You know what, since GS is so gung-ho about parental involvement, I should have just admitted to myself from the start that I don’t want to be involved. I don’t want to be one of these moms who works full time, is room mom, volunteers for the PTA, and handles set design at the local community theater. I want to take my kids to classes and let them do whatever they need to do to acquire the skills that interest them. That, to me, is a valuable lesson to learn—taking charge of your own talents and interests through personal diligence and practice.
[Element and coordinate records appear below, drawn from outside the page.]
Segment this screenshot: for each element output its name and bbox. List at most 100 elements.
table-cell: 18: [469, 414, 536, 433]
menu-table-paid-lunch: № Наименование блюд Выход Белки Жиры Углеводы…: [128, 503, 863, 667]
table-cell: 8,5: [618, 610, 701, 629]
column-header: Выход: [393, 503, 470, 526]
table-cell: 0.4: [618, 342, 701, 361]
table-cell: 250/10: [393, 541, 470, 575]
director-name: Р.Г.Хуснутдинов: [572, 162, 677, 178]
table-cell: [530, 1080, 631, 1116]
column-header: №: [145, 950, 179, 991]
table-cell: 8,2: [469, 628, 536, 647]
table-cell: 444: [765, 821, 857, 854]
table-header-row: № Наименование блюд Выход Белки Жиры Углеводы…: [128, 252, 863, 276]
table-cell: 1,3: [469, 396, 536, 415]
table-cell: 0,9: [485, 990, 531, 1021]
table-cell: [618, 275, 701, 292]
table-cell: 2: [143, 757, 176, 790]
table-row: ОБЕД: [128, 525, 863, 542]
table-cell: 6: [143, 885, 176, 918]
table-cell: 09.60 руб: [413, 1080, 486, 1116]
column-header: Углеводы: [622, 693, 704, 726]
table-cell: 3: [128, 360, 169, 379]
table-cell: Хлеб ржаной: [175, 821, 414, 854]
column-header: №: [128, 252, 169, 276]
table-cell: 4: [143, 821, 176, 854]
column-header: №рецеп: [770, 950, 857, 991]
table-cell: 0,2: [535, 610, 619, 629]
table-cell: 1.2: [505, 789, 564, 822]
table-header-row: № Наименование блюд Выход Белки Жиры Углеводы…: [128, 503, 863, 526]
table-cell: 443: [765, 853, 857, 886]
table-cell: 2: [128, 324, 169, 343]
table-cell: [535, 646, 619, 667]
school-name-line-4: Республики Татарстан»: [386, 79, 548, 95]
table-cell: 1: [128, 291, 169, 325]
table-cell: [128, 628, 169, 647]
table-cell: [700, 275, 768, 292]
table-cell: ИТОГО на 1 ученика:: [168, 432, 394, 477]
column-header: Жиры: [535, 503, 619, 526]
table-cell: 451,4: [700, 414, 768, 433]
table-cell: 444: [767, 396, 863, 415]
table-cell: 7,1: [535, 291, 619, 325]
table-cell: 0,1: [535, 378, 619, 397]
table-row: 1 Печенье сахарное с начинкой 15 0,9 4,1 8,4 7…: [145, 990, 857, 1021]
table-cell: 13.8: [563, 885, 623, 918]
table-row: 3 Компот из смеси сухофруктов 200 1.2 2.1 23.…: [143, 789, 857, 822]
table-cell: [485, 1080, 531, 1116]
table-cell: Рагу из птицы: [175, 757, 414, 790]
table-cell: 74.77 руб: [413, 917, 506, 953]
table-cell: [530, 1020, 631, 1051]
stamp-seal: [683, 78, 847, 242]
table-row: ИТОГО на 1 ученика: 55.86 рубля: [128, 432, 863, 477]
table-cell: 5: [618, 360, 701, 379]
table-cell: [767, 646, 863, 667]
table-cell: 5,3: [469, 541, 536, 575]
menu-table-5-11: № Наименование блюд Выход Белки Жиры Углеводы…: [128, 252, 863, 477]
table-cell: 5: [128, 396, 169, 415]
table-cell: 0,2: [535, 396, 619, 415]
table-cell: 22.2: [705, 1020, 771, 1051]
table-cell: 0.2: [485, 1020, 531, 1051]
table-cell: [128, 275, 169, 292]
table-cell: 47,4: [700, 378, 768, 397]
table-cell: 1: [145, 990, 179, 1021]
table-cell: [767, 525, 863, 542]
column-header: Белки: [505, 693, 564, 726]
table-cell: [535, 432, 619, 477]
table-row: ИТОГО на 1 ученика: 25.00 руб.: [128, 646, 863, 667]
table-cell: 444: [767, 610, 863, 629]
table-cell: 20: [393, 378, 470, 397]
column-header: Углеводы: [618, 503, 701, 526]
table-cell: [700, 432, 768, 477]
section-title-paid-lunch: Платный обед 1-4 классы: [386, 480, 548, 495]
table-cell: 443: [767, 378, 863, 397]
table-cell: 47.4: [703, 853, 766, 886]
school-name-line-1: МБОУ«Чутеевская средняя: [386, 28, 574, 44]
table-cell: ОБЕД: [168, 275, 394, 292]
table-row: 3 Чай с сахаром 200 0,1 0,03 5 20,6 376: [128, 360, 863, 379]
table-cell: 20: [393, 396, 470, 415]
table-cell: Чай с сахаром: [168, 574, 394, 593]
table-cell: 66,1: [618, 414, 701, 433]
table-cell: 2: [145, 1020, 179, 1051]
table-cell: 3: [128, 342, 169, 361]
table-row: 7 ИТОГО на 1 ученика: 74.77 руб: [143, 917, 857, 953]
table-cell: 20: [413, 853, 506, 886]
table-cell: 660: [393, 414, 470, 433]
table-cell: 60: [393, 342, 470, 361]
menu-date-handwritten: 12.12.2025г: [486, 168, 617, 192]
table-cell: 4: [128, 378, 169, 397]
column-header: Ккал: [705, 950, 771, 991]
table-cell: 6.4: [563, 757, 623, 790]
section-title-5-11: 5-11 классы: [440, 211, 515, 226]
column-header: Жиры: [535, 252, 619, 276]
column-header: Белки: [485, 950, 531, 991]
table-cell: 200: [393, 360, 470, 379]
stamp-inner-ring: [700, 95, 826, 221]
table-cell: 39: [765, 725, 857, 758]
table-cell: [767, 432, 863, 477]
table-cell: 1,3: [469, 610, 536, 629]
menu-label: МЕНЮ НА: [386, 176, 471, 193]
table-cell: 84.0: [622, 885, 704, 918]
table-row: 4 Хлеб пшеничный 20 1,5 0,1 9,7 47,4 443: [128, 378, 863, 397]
I want to come home with some expectation of relative calm, not frenetic activity because I’ve sold my soul in exchange for a Franklin Covey planner. The stuff I want to learn about does not include camping, tallying up cookie sales, teaching girls how to sell cookies, making posters about countries that no one will ever look at, making SWAPS (for heavens sake), learning the GS pledge, shuttling girls to events, haranguing shoppers at the local grocery store to buy cookies, and selling calendars (because it’s not just about cookies anymore).
So far most of the GS year seems to have been about selling something.
So far, my girls seem to agree with my assessment. Firecracker has told me she wants to learn soccer. So I’m going to look into a nice recreational soccer program (cause I hate competition about as much as I hate leading) and let her try it out. DramaQueen can keep doing her drama thing. I’m going to follow my therapist’s advice: one extracurricular activity per child. Period.